The Power of One, or XOF1, is the brainchild of 40 year old Marcelo da Luz, a Brazilian-born Canadian inventor and flight attendant, who began designing the fully solar-powered XOF1 in 1999 with the goal of setting the world distance record for a solar vehicle.
The XOF1, which requires the driver to lay on his back and resembles—you can't deny it—a flying saucer from the 1940s—has a 2+1 wheel configuration; the chassis is made out of polyurethane foam covered in Fiberglas and reinforced with carbon fiber, and the body is made from light foam covered in Fiberglas. The total weight of the XOF1 is just 660 lbs (300 kg) including the driver, It uses custom tank style steering and lacks a rearview mirror; instead a micro camera feeds an image to De Luz by way of a portable viewer.

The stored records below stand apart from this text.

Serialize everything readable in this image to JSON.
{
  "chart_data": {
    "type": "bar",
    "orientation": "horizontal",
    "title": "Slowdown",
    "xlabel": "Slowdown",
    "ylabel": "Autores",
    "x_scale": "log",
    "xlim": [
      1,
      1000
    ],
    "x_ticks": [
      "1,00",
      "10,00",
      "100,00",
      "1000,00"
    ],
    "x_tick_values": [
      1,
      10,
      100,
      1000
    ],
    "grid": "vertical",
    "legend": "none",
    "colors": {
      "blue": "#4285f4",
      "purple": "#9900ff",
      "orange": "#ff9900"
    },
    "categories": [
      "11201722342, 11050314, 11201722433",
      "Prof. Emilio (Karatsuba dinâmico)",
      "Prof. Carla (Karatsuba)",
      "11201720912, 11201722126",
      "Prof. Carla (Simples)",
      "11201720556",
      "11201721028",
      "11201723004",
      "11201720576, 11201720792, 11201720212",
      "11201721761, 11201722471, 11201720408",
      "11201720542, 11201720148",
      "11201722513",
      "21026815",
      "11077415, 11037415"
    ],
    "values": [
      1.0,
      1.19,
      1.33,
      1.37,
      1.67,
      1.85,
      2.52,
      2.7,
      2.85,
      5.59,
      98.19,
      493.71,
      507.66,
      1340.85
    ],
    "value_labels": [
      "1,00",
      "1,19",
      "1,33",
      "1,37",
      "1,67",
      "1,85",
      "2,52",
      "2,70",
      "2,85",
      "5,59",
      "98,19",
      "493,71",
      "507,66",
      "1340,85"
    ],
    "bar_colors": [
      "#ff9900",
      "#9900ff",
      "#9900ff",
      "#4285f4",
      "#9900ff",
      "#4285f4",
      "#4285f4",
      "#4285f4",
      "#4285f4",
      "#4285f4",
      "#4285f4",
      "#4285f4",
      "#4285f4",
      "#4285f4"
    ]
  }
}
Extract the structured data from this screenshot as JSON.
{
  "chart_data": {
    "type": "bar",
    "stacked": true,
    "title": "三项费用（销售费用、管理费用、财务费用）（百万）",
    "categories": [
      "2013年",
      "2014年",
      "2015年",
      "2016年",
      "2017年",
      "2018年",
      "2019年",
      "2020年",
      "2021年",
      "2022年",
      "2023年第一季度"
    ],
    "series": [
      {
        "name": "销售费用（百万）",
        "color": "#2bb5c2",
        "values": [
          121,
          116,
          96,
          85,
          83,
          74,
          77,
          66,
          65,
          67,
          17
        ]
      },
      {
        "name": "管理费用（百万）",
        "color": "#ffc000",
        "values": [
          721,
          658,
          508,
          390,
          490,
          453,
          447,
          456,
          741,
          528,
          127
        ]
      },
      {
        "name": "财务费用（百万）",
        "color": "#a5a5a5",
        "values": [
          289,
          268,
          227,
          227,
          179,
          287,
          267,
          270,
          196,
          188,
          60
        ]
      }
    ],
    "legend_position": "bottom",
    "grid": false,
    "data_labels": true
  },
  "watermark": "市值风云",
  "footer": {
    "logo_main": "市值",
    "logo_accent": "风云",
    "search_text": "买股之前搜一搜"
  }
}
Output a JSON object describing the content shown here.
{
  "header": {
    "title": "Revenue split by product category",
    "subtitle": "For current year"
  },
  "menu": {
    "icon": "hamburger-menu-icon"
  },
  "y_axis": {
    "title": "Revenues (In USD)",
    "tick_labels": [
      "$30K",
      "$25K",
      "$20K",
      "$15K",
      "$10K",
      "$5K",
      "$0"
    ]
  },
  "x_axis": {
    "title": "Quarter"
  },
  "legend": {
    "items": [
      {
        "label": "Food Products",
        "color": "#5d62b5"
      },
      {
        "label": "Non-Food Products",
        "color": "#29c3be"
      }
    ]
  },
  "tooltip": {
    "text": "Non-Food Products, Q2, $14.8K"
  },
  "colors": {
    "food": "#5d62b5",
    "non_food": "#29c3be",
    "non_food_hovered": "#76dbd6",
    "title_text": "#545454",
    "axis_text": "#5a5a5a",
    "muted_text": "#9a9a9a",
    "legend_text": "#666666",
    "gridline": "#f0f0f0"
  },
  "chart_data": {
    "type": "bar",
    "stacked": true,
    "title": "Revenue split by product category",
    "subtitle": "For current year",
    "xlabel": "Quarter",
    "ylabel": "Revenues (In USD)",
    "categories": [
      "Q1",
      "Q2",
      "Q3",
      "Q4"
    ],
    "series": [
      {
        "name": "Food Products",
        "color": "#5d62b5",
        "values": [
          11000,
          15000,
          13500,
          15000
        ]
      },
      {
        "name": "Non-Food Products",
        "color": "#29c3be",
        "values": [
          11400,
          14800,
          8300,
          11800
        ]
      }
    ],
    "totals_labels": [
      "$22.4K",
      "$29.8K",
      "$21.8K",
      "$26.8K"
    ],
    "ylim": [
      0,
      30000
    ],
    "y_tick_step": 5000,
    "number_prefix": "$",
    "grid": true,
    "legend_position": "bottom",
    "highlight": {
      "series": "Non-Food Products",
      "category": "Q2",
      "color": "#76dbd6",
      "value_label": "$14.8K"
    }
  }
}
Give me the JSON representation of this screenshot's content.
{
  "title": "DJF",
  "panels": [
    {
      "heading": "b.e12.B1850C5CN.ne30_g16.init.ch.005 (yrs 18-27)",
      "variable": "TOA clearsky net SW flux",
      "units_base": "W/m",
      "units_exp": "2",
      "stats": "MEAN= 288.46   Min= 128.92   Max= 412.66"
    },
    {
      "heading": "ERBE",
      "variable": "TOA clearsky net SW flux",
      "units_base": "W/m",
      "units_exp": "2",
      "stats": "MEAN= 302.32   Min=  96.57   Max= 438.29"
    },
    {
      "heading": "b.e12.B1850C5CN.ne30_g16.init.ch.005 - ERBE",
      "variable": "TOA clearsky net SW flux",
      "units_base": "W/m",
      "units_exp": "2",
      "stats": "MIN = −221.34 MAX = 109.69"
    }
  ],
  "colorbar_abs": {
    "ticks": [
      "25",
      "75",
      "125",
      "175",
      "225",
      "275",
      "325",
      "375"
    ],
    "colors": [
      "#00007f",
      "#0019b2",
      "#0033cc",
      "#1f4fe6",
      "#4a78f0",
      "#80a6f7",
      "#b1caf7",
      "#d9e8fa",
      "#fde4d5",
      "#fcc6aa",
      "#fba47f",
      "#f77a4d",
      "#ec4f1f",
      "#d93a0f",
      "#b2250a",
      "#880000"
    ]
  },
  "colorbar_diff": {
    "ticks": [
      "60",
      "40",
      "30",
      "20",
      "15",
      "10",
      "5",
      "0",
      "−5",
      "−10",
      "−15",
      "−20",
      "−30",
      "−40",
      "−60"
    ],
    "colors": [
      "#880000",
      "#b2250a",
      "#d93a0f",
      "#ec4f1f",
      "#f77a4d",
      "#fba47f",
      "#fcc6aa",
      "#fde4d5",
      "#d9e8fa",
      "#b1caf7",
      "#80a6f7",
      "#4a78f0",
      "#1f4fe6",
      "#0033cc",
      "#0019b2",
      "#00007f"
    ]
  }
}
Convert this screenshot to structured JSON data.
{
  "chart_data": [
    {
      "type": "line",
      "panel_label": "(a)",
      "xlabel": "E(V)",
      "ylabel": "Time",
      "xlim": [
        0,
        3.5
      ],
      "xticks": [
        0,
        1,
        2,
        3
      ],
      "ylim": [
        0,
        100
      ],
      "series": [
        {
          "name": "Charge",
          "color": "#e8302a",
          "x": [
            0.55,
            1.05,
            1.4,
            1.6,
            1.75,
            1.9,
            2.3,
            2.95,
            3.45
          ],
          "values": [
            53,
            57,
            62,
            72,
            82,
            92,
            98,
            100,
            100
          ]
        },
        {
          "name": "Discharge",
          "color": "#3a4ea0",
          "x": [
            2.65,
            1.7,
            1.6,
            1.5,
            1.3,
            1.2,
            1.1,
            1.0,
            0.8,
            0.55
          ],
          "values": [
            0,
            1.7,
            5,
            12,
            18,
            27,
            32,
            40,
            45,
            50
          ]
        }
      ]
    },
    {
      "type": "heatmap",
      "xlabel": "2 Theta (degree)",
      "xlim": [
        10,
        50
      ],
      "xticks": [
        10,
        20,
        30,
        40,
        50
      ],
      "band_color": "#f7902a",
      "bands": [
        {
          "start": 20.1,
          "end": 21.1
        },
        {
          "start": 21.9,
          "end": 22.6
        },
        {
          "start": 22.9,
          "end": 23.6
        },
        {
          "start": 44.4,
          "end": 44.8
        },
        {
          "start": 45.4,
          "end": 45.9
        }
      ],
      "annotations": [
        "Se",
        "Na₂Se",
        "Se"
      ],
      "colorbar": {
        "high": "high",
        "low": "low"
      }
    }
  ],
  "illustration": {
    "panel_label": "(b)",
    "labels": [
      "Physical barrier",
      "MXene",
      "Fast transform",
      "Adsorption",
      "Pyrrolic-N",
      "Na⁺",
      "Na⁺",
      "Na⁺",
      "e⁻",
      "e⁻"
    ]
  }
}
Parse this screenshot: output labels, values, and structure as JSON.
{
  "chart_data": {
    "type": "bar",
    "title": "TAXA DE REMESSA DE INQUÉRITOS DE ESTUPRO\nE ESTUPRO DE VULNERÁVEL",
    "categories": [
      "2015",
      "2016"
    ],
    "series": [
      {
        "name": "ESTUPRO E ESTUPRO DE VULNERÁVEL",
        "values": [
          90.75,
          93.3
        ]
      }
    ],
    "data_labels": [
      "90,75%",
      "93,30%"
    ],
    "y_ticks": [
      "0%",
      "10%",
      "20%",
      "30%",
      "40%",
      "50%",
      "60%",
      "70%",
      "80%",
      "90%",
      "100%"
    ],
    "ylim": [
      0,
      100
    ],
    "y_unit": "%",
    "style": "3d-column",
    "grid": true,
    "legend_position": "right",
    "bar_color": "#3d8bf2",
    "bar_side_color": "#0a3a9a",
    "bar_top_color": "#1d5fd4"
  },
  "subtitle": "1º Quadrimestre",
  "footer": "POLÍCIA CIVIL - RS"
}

The Record-Setting TripOn June 12th 2008, Da Luz set out on his epic adventure from Seneca College in Toronto, Ontario. Although the original plan had been to drive from Buffalo, NY to Inuvik, NT before returning to Buffalo, several cities and communities wanted the XOF1 to cruise through their neighborhoods, causing Da Luz to alter his plans—at considerable personal expense. Yet as a consequence, since his June 2008 departure, the XOF1 has gone as far north as the Arctic Circle and as far south as Los Angeles, CA; it's travelled over 30,000 kilometers (19,000 miles), crossed the continental divide several times and endured every imaginable kind of weather and roads ranging from pavement to gravel.
And in all that time, across all those miles, the XOF1 never once required even a single watt from the grid. The sun powered the entire trip.
Although Da Luz has enjoyed an enormous amount of press, and the vehicle has garnered attention everywhere it's travelled (earning at least one 911 call about a UFO on the road), the lengthy trip has been costly to Da Luz, both personally (his girlfriend left him) and financially (he refinanced his home to help pay for the vehicle; Da Luz told the Palo Alto Online he's spent around $500,000 on the car) and he lost his job as a flight attendant.
In short, let's hope Da Luz's experience doesn't discourage other would-be visionaries from pursuing a similarly noble goal.